When investing, it's better to think about the long term
This year’s high levels of market volatility, coupled with last year's lackluster returns, might leave investors wondering if it’s worth waiting for an upturn. The answer is yes.
Investing is inherently risky; there’s never a guarantee of positive returns. But this year’s high levels of market volatility, coupled with last year’s lackluster returns, might leave investors wondering if it’s worth waiting for an upturn.
The answer is yes — and it has more to do with how you invest than the investment products you choose. Creating a well-balanced, diversified portfolio and investing for the long run doesn’t quite guarantee you positive returns, but it comes pretty close.
Stocks and bonds
If you’re looking for a guaranteed return, stocks probably seem like a bad choice. Historical data shows that stock market returns vary widely from year to year. Since 1928, stocks’ worst-ever one-year return was a loss of 43.84% in 1931. They had their best year in 1954, when they gained 52.56%.
Investors consider bonds to be a safer investment than stocks, but they still experience volatility, and putting all your money in them is far from safe. In 2009, 10-year Treasury bonds lost 11.12%, in their worst year ever. They gained 32.81% in their best year, 1982.
In theory, different asset classes perform well at different times — so diversification, or having a mix of assets in your portfolio, should help investors achieve better returns. But if you construct a hypothetical portfolio made up of 60% stocks and 40% bonds, returns still vary quite a bit.
According to my calculations, the worst single year for a 60/40 portfolio was 1931, when it sustained a 27.33% loss, and the best year was 1954, when it gained 32.85%.
Simple diversification helps, but it’s not enough.

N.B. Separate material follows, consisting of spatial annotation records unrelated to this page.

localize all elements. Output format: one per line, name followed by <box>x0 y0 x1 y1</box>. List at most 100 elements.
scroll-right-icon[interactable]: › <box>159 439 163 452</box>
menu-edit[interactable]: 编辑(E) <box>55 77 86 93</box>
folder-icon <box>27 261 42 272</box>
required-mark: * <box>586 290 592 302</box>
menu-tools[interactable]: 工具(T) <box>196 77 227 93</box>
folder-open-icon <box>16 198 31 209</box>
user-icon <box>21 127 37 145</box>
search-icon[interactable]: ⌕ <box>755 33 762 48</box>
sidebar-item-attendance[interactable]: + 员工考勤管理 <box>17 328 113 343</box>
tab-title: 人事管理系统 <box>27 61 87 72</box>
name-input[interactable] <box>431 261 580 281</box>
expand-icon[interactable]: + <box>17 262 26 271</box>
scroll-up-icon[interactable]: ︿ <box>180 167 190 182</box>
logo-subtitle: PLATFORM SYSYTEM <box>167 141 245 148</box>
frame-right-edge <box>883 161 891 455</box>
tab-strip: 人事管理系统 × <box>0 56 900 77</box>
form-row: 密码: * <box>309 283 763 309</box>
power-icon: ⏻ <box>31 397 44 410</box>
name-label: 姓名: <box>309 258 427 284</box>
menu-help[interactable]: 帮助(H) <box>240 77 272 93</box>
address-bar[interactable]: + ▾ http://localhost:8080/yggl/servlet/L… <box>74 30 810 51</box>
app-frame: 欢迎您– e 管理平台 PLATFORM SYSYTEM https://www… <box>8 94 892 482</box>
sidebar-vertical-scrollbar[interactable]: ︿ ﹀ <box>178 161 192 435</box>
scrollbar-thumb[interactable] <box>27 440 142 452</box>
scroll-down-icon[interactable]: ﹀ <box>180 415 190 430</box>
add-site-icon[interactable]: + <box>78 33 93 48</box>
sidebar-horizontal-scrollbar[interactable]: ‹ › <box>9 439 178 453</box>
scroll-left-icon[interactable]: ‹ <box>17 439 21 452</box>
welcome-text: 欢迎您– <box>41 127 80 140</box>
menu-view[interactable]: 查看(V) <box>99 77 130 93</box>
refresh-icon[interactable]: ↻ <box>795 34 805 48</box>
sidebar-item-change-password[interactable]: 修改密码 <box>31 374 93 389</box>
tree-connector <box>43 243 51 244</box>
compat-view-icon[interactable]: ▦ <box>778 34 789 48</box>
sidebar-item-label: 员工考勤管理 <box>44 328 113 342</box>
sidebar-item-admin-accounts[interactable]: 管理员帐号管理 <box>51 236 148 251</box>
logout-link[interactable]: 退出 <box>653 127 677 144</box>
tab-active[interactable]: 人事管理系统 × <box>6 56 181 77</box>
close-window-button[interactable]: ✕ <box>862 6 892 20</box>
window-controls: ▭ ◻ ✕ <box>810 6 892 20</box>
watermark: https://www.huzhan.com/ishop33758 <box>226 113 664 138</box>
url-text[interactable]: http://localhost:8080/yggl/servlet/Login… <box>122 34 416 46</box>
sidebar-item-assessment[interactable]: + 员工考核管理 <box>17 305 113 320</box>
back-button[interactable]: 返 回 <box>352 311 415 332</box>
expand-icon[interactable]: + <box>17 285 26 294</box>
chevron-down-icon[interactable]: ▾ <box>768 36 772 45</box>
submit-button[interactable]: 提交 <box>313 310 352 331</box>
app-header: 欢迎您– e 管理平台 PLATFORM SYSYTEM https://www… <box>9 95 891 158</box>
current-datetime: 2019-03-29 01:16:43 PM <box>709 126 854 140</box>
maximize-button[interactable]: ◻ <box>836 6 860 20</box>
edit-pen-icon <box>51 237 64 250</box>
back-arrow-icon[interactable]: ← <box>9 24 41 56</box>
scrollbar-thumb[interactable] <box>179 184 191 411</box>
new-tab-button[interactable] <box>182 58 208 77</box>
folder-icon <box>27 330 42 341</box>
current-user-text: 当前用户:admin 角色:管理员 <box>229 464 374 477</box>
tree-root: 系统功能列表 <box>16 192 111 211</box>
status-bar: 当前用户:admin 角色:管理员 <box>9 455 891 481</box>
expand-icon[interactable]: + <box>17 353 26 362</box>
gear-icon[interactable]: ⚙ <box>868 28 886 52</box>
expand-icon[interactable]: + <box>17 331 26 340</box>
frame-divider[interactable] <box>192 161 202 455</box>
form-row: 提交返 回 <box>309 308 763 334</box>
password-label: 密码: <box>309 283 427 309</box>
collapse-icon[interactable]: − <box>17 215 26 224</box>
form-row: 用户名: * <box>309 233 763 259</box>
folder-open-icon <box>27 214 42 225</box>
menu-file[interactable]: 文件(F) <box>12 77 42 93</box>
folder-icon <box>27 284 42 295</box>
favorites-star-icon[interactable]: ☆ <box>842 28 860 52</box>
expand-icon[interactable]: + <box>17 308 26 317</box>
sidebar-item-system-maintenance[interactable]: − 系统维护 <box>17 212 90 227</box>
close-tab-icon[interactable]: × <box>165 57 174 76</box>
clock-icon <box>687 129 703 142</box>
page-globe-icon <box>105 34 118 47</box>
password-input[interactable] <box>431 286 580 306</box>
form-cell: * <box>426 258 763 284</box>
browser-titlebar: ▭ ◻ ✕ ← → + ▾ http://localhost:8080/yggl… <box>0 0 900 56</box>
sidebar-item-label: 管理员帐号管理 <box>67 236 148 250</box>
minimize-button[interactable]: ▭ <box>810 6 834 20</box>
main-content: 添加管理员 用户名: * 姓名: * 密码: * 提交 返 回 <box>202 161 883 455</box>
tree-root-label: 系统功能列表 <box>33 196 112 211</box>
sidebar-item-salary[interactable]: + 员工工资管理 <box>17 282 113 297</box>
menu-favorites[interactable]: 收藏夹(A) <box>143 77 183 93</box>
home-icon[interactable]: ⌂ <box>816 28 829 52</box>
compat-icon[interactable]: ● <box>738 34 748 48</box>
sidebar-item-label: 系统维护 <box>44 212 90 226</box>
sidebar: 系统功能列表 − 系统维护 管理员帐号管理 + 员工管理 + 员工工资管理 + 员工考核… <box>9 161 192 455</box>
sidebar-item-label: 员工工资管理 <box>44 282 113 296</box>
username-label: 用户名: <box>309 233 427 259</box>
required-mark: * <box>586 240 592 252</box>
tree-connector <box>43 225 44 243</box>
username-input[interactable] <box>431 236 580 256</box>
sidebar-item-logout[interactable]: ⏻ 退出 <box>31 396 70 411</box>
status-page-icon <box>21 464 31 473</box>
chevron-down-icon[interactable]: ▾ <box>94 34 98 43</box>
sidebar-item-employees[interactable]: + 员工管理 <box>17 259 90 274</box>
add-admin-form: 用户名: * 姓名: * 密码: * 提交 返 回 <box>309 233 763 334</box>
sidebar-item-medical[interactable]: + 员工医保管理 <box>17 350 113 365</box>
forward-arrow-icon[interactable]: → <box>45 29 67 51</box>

Long-term investing is key
Financial markets don’t stay bad forever and they don’t stay good forever. Big swings occur on a yearly basis, but the long-term trend has definitely been positive. If you’re willing to ride out the ups and downs, you have a better chance of capturing the markets’ long-term positive trend.
Going back to our historical data and our hypothetical portfolio made up of 60% stocks and 40% bonds, you can see how this plays out:
|Timeframe||Years||Worst average annual growth|
|Source: Federal Reserve data from NYU Stern, calculations by Dave Rowan|
|Worst 1-year 60/40 return||1931||-27.33%|
|Worst 2-year 60/40 return||1930-1931||-20.60%|
|Worst 3-year 60/40 return||1929-1931||-15.21%|
|Worst 4-year 60/40 return||1929-1932||-12.01%|
|Worst 5-year 60/40 return||1928-1932||-5.37%|
|Worst 6-year 60/40 return||1929-1934||-3.59%|
|Worst 7-year 60/40 return||1928-1934||+0.24%|
By being willing (and able) to hold onto this simple portfolio for seven years, historical investors would have effectively guaranteed themselves a positive return. And we’ve been focusing on the worst-ever returns. This hypothetical portfolio returns an average of 8.92% across all seven-year periods from 1928 to 2015 — a result that would please most investors.
Consider your time horizon
Clearly, the longer you are invested in a mix of stocks and bonds, the better your chances of seeing positive returns. So if you have money to invest, but know you’ll need it in five years or less, it’s probably best to stay away from these riskier assets. Instead, stick to certificates of deposit, savings vehicles provided by banks that offer fixed interest rates. You won’t see much of a return, but it will be guaranteed and insured by the Federal Deposit Insurance Corporation, in many cases.
However, if you’re reasonably sure you won’t need the money for more than five years, consider investing in a diversified portfolio of stocks and bonds. History is no guarantee that you’ll avoid a loss, but the numbers sure look compelling.